Microsoft Project 2007 is a powerful tool for creating and managing projects. As a Microsoft Office software instructor, I have had the opportunity to use and train Microsoft Project for over ten years now. This has given me the opportunity to see the progress in Microsoft Project through five versions of this application. In my opinion one of the biggest leaps in development occurred with Project 2000. The two versions since then (2003 & 2007) have added some very fine improvements to a very powerful product. My focus in this article are the five stand-out new features for Microsoft Project 2007.

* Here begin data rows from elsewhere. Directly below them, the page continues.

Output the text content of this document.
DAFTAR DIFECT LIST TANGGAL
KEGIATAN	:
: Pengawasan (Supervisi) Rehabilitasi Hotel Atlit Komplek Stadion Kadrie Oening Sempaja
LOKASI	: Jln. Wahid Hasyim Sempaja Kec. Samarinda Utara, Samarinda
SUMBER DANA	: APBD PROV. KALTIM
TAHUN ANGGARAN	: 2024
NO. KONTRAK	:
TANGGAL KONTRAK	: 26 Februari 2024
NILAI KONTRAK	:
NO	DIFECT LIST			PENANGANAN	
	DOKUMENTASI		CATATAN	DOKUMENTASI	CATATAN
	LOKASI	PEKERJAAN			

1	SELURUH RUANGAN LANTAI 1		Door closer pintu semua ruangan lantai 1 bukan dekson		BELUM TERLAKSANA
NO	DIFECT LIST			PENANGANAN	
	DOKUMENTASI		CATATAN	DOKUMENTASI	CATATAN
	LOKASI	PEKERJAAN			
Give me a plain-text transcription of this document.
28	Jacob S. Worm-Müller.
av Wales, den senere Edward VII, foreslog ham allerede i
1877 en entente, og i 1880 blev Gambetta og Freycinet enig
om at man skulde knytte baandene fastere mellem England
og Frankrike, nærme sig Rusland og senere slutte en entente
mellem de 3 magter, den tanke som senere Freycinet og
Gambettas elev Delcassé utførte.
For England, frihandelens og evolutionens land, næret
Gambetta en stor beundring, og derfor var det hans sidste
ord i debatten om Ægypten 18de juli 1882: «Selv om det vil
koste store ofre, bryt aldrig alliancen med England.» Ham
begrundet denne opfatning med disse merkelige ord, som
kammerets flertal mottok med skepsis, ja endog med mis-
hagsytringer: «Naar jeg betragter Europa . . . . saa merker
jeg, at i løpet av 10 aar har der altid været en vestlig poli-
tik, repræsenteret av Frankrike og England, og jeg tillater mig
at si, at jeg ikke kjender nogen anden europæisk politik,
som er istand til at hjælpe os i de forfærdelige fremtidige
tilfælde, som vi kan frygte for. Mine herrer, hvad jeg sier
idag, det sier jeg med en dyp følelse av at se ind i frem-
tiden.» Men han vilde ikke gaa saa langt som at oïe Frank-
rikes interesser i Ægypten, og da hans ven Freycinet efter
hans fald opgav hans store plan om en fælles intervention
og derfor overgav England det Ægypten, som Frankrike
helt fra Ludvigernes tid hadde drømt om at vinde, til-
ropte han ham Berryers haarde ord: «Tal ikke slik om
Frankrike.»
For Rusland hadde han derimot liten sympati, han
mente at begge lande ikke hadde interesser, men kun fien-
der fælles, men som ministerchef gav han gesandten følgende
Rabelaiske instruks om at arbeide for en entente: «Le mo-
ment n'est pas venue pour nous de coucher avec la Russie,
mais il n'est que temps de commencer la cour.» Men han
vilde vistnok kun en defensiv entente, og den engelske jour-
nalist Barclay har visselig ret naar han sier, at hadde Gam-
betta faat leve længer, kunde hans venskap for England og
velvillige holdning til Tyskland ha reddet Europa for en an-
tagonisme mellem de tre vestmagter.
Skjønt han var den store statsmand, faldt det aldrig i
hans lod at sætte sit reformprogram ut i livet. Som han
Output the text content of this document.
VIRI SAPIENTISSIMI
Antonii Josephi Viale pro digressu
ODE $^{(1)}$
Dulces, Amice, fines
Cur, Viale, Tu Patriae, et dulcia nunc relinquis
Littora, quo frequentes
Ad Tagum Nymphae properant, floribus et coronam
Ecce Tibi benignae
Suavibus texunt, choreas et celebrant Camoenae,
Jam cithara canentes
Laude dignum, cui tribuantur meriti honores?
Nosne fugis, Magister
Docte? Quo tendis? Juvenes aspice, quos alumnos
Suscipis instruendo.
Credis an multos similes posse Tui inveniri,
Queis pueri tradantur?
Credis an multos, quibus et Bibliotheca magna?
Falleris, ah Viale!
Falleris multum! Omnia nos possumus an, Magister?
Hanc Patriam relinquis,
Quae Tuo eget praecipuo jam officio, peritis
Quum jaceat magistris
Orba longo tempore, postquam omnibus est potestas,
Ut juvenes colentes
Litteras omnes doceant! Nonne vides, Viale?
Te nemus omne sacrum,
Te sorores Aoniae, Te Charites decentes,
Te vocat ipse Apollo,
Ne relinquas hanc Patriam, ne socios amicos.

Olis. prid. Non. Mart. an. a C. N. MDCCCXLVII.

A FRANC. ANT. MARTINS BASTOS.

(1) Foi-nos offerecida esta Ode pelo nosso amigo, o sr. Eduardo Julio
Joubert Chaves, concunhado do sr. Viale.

The first change that caught my eye is change highlighting” which can be turned on or off under the view menu. This feature highlights cells in the task sheet whose values changed due to a modification in the value of one cell. A classic example would be changing a duration or start date of a task early in an early phase of the project, which would in turn cause the start and finish dates of successor tasks to change too. In the past, these effected tasks might not be as easily identifiable. Now they really stand out.

The task driver pane is another new feature along the lines of improved visualization of cause and effect. This pane displays linked predecessor tasks and constrained tasks that impact the start date of any task you select. Here again, this makes analysis of your schedule much easier and faster, especially in a larger project file. As an added convenience you can click right on the task listed in the task driver pane to go directly there, giving you the ability to ‘back-track’ through your project.

On the resource side, a new resource type has been added to the work and material resource types in the prior version. It is the cost resource type and it is quite useful for tracking individual unique costs throughout your project. Unlike the work resource type, it does not impact your schedule or put forth effort” and unlike the material type, it has no standard rate. It is a flexible container for random costs per task. Some examples for its use would be travel or lodging expenses which typically vary from task to task. It’s other advantage is that additional pertinent information can be added with existing or custom fields to better tie into an accounting system, if required. A major improvement has been made in the report menu. A new category for visual reports” has been added. This is a very powerful feature which takes the data from your project and automatically exports it into an Excel pivot table with charting if you choose, or to Visio too if you prefer. There are several reports to select from or you can create your own mix of fields from your project file. I know this will save some of you hours of work and provide some really impressive analysis functionality.

Last, but not least, is the ability to now do multiple level undo’s. Project was the last holdout for this common Microsoft Office feature, and it is none too soon. Many of the students I have trained over the years have yearned for this improvement from a single undo, because they sometimes would make a change which had a unintended impact on their file, but was not obvious until later, when it was too late to undo the change.